Recently I realized that when I think of balance, I think an even split among all parts. So if there are two parts, it would be a 50/50 split. This seems reasonable – if I think of a scale, also known as a balance, it means there is equal weight on both sides. A teeter-totter can be balanced with equal weight. Even the concept of a center of gravity requires an even distribution of mass – 50% above, 50% below or 50% to the left and 50% to the right.
Without realizing the assumption I’ve made I’ve taken this idea of balance as 50/50 into my life. I’m not sure it’s working so well.
A common term lately is ‘work-life’ balance. Does that mean we’re supposed to be at work 50% of the time and at life the other 50%. That sort of makes sense even. Given there are 24 hours in a day, we roughly have an eight hour work day, roughly eight hours of sleep, leaving 8 hours for life. Not scientific by any means, but it has a point.
Balance in the sense of 50/50 also implies other combinations are possible, such as 60/40 or 30/70, which by the accounting might indicate something is out-of-balance when in fact it may be perfect. This out-of-balance also implies that one side has a gain while the other side has a loss. Not a very fruitful strategy in the long-run.
The word that has resonated lately as I’ve sat with this new realization of balance – is alignment. Alignment doesn’t imply any proportions and yet it seems far more suitable, and even relevant to so many more situations.
In terms of relationships, something I heard recently was about what each partner needs to bring to the relationship. It’s not that each partner brings 50% to create 100; it’s that each partner brings 100%. This is much more about aligning together than it is about balance. After all, balance is rarely going to occur anyway. One person is going to be physically stronger than the other, one person is probably better cook than the other. It probably wouldn’t be much fun if we were balanced. And certainly we don’t want a balance of masculine and feminine – there’s no polarity and no spark then.
Which brings me to a similar topic I’ve read recently. The idea of rebalancing the masculine and feminine again, that they are out of balance. I certainly agree that they are not in a good relationship now, but I don’t believe balance is what we want. We want alignment. We want the masculine to realign itself with its gold and light. We want the feminine to realign itself with its gold and light. And we want the masculine and feminine to realign themselves in relationship to each other.

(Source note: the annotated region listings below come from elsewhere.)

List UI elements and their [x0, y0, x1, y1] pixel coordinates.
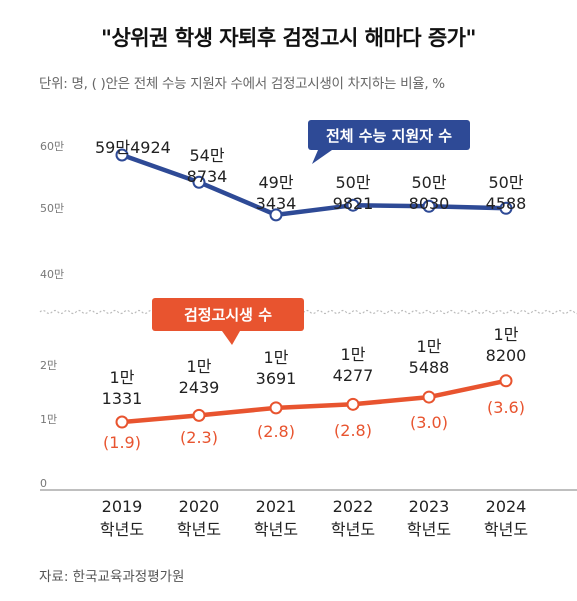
data-label-applicants: 50만	[335, 173, 370, 192]
legend-badge-ged	[152, 298, 304, 331]
data-label-ged: 1만	[494, 325, 519, 344]
x-tick-label: 학년도	[100, 520, 144, 539]
data-label-applicants: 3434	[256, 194, 297, 213]
data-label-applicants: 54만	[189, 146, 224, 165]
percent-label: (3.0)	[410, 413, 448, 432]
data-label-applicants: 50만	[488, 173, 523, 192]
data-label-ged: 5488	[409, 358, 450, 377]
y-tick-label: 40만	[40, 268, 64, 281]
data-label-ged: 1만	[264, 348, 289, 367]
chart-title: "상위권 학생 자퇴후 검정고시 해마다 증가"	[101, 26, 476, 50]
data-label-applicants: 49만	[258, 173, 293, 192]
series-line-ged	[121, 378, 507, 425]
data-point-applicants	[499, 201, 513, 215]
y-tick-label: 2만	[40, 359, 57, 372]
data-label-ged: 8200	[486, 346, 527, 365]
data-label-ged: 2439	[179, 378, 220, 397]
x-tick-label: 2022	[333, 497, 374, 516]
data-point-ged	[192, 408, 206, 422]
data-label-ged: 1만	[187, 357, 212, 376]
data-label-applicants: 8734	[187, 167, 228, 186]
y-tick-label: 0	[40, 477, 47, 490]
chart-subtitle: 단위: 명, ( )안은 전체 수능 지원자 수에서 검정고시생이 차지하는 비…	[39, 76, 445, 92]
data-label-ged: 1만	[417, 337, 442, 356]
x-tick-label: 2019	[102, 497, 143, 516]
source-note: 자료: 한국교육과정평가원	[39, 569, 185, 585]
x-tick-label: 2021	[256, 497, 297, 516]
percent-label: (2.3)	[180, 428, 218, 447]
x-tick-label: 학년도	[254, 520, 298, 539]
data-point-applicants	[269, 208, 283, 222]
x-tick-label: 2023	[409, 497, 450, 516]
data-point-applicants	[422, 199, 436, 213]
legend-label-applicants: 전체 수능 지원자 수	[326, 127, 452, 145]
y-tick-label: 1만	[40, 413, 57, 426]
data-point-ged	[269, 401, 283, 415]
data-label-applicants: 59만4924	[95, 138, 171, 157]
axis-break	[39, 309, 577, 315]
data-point-ged	[115, 415, 129, 429]
legend-label-ged: 검정고시생 수	[184, 306, 272, 324]
x-tick-label: 학년도	[407, 520, 451, 539]
data-point-ged	[346, 397, 360, 411]
series-line-applicants	[121, 152, 507, 218]
x-tick-label: 학년도	[177, 520, 221, 539]
percent-label: (1.9)	[103, 433, 141, 452]
data-label-applicants: 8030	[409, 194, 450, 213]
data-label-ged: 1331	[102, 389, 143, 408]
data-label-ged: 1만	[341, 345, 366, 364]
legend-badge-applicants	[308, 120, 470, 150]
data-label-ged: 4277	[333, 366, 374, 385]
data-label-applicants: 50만	[411, 173, 446, 192]
y-tick-label: 60만	[40, 140, 64, 153]
x-tick-label: 학년도	[484, 520, 528, 539]
data-label-applicants: 4588	[486, 194, 527, 213]
data-point-applicants	[115, 148, 129, 162]
data-point-applicants	[192, 175, 206, 189]
x-tick-label: 2020	[179, 497, 220, 516]
data-point-ged	[499, 374, 513, 388]
data-point-applicants	[346, 198, 360, 212]
data-label-applicants: 9821	[333, 194, 374, 213]
data-label-ged: 3691	[256, 369, 297, 388]
percent-label: (2.8)	[257, 422, 295, 441]
percent-label: (2.8)	[334, 421, 372, 440]
legend-badge-pointer	[222, 331, 240, 345]
data-point-ged	[422, 390, 436, 404]
percent-label: (3.6)	[487, 398, 525, 417]
x-tick-label: 2024	[486, 497, 527, 516]
legend-badge-pointer	[312, 150, 332, 164]
y-tick-label: 50만	[40, 202, 64, 215]
data-label-ged: 1만	[110, 368, 135, 387]
x-tick-label: 학년도	[331, 520, 375, 539]
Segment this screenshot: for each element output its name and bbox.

David Whyte also writes about this in ‘The Three Marriages: Reimagining Work, Self, and Relationship.’ He writes, ‘Each of the three marriages is nonnegotiable. They cannot be “balanced” again one another – a little taken from this and little given to that – except at their very peripheries. To “balance” work with relationship and with the self means we only work harder in each marriage, while actually weakening each of them by separating them from one another. Each of the marriages represents a core conversation with life that seems necessary for almost all human beings and none of the marriages can be weakened or given up without a severe sense of internal damage.”
Whyte adds a critical piece of alignment, which is that for two (or more) things to align means they depend on each other in some way, that ‘internal damage.’ He goes on to talk about “the conversation between the marriages – the marriage of the marriages.” Again reinforcing the idea of interdependence among the components.
When each element of a system or a whole (and considering that each element itself is whole and a system unto itself) can be in alignment with itself and in a mutually supportive and reinforcing pattern with all the other elements, then you have alignment. Whyte again: “where each of the marriages can protect, embolden, and enliven the others and help keep us mutually honest, relevant, authentic, and alive.”
Picture a yogic posture, where each arm, each leg, the head, and the torso have a certain position to be in. They must all work together, each participating in the pose in its particular way and yet still supporting every other part.
Alignment is a good word, much better than balance. Balance just gets us in our head thinking about 50/50.
Alignment – that gets us moving in a good direction.